Журавленок и молнии - Крапивин Владислав Петрович 19 стр.


– Ясно, – с облегчением прошептал Журка, потому что понял: не взять нельзя. И "пикать" тоже нельзя.

Он понимал, что теперь, когда станет листать эту книжку, будет вспоминать обо всем плохом и страшном, что случилось из-за нее. Но книжка же не виновата! Все равно он рад, что она вернулась. Он будет вспоминать и о хорошем: о дедушке, об Иринке, об Игоре Дмитриевиче…

А Горька стоял рядом и молча поглядывал из-под медных волос. Все время, пока шел разговор с Иринкой, Журка чувствовал это молчание и этот взгляд. Посмотреть Горьке в лицо он не решался. И среди всех других мыслей билась одна – колючая и тоскливая: "Что же теперь ему сказать, как быть?"

Впрочем, Журка знал, как быть, только это очень трудно. Но надо. Чтобы потом не краснеть перед Горькой, перед Иринкой, перед собой. Надо переступить через мучительный стыд и проговорить: "Горька, прости меня, пожалуйста, я был самый последний идиот. Я сам не знаю, как мог подумать такое…"

– Горька… ты…

Горька перебил торопливо:

– Слушай, я там тебе книжки притащил, а "Всадника"-то я еще не дочитал. Я его по ошибке прихватил в одной пачке. Ты мне потом его дай опять…

И стало понятно, что говорить ничего не надо.

Иринка и Горька принесли Журке домашние задания, но он сказал, что лучше пойдет делать их к Иринке.

– Если, конечно, можно…

– Вот балда-то! Почему же нельзя? – возмутилась Иринка.

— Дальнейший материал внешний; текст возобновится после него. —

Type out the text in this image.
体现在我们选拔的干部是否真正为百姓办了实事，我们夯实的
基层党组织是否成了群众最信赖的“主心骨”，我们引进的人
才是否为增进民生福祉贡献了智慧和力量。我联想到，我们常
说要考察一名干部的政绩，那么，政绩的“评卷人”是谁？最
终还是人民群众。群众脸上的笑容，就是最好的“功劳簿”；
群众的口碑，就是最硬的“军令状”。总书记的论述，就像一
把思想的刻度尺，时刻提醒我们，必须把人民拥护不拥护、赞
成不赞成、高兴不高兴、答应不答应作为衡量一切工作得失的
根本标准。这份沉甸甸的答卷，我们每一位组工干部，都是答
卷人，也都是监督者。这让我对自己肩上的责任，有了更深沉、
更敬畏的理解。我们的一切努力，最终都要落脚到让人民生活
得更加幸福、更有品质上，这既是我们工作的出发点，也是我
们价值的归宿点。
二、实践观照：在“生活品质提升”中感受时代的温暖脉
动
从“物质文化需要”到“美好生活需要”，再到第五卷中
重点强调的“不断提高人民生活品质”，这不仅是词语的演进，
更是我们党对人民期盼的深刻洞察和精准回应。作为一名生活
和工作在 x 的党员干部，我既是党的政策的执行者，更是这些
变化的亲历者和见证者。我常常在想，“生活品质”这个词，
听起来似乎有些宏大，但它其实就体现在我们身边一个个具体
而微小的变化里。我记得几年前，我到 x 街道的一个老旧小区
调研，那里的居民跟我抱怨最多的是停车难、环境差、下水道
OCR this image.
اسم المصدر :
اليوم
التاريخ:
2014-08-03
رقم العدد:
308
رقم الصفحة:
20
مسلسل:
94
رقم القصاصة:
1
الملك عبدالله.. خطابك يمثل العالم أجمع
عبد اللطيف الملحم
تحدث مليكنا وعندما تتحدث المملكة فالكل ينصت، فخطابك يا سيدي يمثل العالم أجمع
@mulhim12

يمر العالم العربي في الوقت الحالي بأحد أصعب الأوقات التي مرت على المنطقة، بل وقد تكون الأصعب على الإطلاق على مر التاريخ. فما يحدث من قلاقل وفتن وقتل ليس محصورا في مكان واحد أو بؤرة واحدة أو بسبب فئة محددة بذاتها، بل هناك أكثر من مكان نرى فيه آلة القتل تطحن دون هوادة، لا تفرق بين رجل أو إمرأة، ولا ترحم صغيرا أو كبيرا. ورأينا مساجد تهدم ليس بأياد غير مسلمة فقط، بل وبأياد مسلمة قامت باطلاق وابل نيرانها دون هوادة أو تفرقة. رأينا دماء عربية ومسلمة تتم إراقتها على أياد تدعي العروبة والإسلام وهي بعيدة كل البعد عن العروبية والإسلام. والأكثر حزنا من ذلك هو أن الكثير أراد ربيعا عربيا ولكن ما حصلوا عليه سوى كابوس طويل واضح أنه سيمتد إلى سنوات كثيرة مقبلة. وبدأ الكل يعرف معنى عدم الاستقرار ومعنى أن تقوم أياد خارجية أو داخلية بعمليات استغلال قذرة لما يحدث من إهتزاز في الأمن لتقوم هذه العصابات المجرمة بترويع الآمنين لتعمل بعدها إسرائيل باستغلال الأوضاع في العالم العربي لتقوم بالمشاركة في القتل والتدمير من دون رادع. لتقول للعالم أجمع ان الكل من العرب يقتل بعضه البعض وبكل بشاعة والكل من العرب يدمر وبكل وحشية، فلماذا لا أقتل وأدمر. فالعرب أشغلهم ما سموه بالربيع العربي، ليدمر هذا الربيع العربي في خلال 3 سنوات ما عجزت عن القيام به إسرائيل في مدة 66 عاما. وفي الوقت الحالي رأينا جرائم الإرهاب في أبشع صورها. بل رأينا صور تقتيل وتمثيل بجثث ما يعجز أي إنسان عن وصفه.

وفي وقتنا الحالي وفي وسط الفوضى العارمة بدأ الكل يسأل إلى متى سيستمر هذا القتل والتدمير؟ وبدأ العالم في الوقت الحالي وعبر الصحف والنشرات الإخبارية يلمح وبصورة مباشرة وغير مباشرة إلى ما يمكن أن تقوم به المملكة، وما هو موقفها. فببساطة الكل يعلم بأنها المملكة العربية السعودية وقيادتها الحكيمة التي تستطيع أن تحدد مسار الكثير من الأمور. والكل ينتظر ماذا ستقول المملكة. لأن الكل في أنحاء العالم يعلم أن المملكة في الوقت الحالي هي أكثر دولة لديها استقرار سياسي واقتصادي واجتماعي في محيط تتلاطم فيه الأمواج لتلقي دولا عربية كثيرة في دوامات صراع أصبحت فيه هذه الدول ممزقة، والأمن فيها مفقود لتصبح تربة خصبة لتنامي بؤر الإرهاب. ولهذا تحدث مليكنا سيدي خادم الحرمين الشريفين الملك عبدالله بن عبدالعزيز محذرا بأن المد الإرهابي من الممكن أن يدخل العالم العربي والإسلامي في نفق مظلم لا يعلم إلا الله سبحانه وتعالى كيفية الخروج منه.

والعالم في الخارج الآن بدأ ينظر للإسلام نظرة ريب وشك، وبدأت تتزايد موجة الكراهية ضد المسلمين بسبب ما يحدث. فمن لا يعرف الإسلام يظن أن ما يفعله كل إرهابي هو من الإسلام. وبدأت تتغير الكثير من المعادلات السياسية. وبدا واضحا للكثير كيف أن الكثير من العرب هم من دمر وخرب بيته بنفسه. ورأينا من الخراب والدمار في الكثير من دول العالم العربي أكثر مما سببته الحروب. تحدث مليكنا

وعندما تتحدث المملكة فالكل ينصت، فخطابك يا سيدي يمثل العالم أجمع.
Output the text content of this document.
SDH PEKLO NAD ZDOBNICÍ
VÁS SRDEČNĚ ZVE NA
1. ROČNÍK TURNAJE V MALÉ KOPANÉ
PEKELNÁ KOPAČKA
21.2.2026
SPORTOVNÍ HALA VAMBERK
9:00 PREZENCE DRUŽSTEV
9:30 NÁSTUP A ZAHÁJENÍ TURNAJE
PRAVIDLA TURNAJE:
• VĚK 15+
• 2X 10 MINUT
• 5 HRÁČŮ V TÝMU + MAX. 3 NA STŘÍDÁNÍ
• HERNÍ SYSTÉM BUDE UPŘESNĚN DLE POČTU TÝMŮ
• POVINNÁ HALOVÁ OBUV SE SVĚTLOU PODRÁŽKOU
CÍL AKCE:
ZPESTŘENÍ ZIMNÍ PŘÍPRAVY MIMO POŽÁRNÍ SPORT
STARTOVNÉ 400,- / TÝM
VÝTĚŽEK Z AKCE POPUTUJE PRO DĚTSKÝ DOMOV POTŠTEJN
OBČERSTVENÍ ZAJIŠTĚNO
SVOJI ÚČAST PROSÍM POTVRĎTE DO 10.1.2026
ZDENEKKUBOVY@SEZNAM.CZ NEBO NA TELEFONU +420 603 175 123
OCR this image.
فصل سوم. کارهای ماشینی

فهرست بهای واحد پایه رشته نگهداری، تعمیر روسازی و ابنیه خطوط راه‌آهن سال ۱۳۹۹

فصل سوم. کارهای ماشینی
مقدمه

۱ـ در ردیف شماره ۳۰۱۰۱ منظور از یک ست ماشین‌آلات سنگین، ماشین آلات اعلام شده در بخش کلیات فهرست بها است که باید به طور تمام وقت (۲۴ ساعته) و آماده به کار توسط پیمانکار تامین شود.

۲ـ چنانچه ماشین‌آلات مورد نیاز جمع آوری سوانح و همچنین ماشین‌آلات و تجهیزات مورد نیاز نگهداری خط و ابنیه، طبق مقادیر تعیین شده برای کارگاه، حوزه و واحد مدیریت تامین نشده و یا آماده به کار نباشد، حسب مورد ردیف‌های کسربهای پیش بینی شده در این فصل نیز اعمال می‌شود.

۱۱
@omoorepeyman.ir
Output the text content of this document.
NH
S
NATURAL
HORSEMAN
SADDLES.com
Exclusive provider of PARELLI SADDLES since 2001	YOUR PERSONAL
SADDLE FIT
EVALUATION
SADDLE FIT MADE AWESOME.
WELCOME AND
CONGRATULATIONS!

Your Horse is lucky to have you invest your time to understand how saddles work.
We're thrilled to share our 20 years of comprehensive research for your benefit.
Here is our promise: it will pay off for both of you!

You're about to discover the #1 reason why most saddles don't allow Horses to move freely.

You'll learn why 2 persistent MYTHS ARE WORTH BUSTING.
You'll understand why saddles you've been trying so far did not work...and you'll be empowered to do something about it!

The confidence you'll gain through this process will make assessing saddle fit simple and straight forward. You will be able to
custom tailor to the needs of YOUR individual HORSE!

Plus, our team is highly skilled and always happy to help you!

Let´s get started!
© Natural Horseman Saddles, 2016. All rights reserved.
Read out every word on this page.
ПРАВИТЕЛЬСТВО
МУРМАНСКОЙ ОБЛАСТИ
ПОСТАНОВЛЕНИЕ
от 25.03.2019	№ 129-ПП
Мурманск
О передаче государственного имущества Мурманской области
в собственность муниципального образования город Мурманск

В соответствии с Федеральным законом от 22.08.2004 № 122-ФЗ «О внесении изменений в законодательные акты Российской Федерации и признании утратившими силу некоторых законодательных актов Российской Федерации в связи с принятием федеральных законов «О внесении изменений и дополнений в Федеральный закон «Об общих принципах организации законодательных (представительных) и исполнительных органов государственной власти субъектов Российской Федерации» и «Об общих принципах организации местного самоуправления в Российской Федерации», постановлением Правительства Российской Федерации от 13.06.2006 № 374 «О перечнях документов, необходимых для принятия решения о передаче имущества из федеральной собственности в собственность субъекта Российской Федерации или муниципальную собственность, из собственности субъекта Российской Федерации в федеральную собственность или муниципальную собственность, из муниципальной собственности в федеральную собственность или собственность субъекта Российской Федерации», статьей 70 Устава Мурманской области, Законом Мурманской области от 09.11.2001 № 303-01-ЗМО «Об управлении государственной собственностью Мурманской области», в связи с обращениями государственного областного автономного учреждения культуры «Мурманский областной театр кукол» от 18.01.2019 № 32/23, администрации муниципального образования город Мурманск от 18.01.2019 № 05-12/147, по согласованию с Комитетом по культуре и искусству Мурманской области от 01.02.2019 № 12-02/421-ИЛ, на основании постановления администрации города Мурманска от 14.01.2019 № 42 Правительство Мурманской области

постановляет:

– Я, пожалуй, тоже приду, – сказал Горька.

Так они и сделали. Едва пришла Лидия Сергеевна, Журка поспешил к Брандуковым. Горька был уже там. Они засиделись у Иринки до вечера. Пришел Игорь Дмитриевич. Журка один на один, тихо и сбивчиво сказал ему спасибо за книжку. А тот поспешно ответил, что все это пустяки, мелочи жизни, не стоит говорить об этом, и поскорее перевел разговор на Олаудаха Экиано. Оказалось, что приключения Олаудаха он дочитал почти до конца и завтра попробует сделать несколько рисунков…

Журка вернулся к Лидии Сергеевне около восьми часов и почувствовал себя виноватым. Он узнал, что, пока его не было, Максимка маялся, тосковал и мучил родителей вопросами, когда Журка вернется.

Они сели дочитывать "Приключения Буратино".

…Наутро Журка пошел в школу, и там все было как всегда. Не спросили даже, почему прогулял день. После школы он часа два играл с Максимом в морское путешествие, а потом отпросился у него и побежал к Иринке.

А еще через день, когда они с Максимом обедали на кухне, кто-то позвонил у дверей. Лидия Сергеевна вышла и скоро вернулась. Тихо сказала:

– Там твой папа… Хочет поговорить, но не заходит.

У Журки тоскливо засосало под сердцем. Он аккуратно отодвинул тарелку, коротко вздохнул и вышел в прихожую.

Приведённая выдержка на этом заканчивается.